LLVM is a dependency for a lot of packages. Those corrupt binpkgs were a hidden landmine.

16:30 — The Fix

Three-part fix:

Version bump to 0.4.3 — new VERSION file, new deploy marker.

Force push to all nodes — skip the “is it already up to date?” check. Just push everything.

for host in orchestrator-Izar drone-Izar drone-Tarn drone-Meridian drone-Tau-Beta sweeper-Capella; do
    rsync -avz --delete /opt/build-swarm/ $host:/opt/build-swarm/
done

build-swarm fresh — nuclear option.
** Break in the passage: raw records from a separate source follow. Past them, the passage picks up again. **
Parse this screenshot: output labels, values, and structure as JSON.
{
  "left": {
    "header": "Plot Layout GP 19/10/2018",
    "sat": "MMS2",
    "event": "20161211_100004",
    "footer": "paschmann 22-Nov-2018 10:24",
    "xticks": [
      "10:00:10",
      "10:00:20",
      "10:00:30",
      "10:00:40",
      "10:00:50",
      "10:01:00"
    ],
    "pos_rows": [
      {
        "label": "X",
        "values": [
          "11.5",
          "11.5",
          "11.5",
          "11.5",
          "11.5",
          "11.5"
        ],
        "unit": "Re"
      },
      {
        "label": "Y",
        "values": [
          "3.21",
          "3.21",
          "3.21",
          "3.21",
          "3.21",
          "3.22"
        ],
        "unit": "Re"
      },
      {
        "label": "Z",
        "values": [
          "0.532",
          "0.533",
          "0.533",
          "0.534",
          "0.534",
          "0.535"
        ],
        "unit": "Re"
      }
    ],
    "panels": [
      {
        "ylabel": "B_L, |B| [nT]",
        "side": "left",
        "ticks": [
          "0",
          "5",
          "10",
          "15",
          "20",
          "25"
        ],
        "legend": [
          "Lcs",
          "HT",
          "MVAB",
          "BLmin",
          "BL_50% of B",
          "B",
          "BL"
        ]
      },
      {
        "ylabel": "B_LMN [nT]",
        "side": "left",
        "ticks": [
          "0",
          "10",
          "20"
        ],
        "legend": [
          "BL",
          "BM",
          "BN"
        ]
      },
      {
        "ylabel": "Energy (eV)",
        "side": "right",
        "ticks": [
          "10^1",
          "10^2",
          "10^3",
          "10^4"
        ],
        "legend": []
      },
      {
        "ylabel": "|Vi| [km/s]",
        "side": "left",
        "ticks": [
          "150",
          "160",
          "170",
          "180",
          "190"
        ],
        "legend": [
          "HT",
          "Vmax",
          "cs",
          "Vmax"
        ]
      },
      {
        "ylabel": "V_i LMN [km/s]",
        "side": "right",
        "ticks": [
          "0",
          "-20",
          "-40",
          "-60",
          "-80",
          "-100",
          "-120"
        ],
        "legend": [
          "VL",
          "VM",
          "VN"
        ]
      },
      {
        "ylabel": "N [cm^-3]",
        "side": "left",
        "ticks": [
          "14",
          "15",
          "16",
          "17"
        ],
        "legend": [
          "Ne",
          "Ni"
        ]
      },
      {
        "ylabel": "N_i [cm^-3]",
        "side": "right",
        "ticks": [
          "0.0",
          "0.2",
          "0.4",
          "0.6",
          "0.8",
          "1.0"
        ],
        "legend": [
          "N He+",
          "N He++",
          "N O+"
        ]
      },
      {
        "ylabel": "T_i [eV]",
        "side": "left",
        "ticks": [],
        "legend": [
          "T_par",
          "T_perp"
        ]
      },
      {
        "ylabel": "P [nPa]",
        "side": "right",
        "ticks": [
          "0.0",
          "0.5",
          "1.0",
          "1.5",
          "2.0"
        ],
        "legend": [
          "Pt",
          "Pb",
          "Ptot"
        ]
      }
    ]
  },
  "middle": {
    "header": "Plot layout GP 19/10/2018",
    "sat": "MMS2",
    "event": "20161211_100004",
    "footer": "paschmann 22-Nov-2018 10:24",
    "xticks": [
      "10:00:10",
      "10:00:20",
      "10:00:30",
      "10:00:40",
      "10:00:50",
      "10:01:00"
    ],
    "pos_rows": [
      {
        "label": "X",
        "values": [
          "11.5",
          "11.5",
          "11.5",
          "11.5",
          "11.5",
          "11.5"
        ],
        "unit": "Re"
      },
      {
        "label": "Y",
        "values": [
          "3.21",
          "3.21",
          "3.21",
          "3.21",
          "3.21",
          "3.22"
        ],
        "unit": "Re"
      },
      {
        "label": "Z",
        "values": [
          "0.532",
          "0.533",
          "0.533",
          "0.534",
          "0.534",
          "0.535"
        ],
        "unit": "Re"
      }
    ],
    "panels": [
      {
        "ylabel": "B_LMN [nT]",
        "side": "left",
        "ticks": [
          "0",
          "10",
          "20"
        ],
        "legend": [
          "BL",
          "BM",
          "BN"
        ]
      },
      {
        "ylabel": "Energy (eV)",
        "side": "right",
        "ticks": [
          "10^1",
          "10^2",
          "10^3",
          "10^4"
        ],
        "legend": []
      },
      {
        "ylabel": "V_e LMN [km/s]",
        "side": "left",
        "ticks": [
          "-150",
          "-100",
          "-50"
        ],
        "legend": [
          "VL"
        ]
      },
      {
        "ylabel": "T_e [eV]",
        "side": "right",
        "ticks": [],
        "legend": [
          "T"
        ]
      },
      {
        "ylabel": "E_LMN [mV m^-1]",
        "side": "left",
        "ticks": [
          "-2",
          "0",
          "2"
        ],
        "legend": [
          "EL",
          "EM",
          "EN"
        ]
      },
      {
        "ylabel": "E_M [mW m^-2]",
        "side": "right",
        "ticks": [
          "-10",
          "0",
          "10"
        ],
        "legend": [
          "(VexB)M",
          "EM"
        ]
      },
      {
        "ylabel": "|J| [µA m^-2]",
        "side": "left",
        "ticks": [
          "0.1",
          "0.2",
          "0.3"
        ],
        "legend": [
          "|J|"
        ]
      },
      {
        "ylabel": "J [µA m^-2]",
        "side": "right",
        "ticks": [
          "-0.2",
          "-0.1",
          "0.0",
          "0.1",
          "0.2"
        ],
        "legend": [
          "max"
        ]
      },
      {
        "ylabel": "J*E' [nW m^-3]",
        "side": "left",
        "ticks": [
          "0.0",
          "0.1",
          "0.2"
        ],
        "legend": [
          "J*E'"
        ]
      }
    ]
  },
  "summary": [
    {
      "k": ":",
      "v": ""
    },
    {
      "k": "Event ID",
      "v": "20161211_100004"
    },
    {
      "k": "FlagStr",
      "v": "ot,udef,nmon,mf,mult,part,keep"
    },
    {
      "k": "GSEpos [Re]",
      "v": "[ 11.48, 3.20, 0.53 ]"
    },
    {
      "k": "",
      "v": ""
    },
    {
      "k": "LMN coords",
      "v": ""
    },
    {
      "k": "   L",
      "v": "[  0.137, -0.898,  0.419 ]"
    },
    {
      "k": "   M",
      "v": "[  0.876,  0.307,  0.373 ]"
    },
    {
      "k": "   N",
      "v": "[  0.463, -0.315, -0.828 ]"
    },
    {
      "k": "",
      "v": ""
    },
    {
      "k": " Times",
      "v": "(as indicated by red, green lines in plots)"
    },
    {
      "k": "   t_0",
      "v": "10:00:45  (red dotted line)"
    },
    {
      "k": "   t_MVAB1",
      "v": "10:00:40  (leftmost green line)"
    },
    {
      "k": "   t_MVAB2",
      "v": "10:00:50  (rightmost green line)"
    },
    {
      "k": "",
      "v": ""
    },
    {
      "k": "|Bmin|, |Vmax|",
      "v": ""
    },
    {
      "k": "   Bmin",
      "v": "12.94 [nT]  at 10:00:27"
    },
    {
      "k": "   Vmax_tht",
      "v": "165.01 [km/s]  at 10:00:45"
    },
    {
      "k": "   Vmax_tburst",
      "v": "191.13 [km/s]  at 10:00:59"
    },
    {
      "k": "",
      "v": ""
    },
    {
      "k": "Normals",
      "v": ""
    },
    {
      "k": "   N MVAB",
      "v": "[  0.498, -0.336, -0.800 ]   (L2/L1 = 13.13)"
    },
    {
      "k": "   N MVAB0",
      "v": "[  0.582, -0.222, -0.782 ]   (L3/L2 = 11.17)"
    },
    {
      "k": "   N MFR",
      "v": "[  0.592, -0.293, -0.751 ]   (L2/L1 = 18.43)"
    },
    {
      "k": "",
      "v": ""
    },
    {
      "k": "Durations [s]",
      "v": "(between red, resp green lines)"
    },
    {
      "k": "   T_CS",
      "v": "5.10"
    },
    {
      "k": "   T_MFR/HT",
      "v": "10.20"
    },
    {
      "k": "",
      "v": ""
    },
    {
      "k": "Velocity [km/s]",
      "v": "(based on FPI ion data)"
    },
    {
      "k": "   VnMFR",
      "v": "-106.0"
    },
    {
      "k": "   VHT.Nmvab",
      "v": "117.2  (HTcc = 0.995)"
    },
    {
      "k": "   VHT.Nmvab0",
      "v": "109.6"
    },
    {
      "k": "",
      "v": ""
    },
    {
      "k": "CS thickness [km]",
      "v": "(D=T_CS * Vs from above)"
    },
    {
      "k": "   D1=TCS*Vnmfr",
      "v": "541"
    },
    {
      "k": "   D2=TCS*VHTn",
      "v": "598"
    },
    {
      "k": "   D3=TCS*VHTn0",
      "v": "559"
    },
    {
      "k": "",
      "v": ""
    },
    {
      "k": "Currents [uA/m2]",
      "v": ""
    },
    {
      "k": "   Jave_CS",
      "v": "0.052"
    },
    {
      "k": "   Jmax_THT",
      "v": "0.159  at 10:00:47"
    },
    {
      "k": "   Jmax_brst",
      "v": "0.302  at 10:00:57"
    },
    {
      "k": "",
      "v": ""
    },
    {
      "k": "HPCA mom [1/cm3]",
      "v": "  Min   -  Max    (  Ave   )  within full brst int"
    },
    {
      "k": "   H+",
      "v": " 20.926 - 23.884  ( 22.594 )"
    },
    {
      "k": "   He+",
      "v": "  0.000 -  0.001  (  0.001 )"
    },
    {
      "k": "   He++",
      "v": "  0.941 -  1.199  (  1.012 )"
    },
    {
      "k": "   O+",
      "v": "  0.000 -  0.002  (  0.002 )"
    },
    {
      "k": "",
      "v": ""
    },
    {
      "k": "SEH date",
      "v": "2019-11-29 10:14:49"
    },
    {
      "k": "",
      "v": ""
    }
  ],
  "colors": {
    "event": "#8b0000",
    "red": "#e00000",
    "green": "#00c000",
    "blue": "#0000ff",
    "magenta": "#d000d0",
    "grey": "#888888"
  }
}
Clears the stale queue, regenerates from current portage tree, rebuilds the corrupt binpkgs, and resets all drone grounding states.

[build-swarm] Clearing stale queue...
[build-swarm] Regenerating package list...
[build-swarm] Discovered 149 packages
[build-swarm] Resetting drone states...
[build-swarm] All drones cleared for duty

17:15 — Back Online

All five drones building. Queue draining. No grounding events.

The version mismatch was the root cause, but the missing VERSION file is what let it fester. If the deploy had worked correctly last session, the queue and the drones would have been in sync from the start.

Added a check: if VERSION doesn’t exist on a remote, treat it as “needs update” instead of “up to date.”


68 cores idle for 7 hours because a file didn’t exist. The drones weren’t broken — they were grounded by stale data and a deploy that never happened.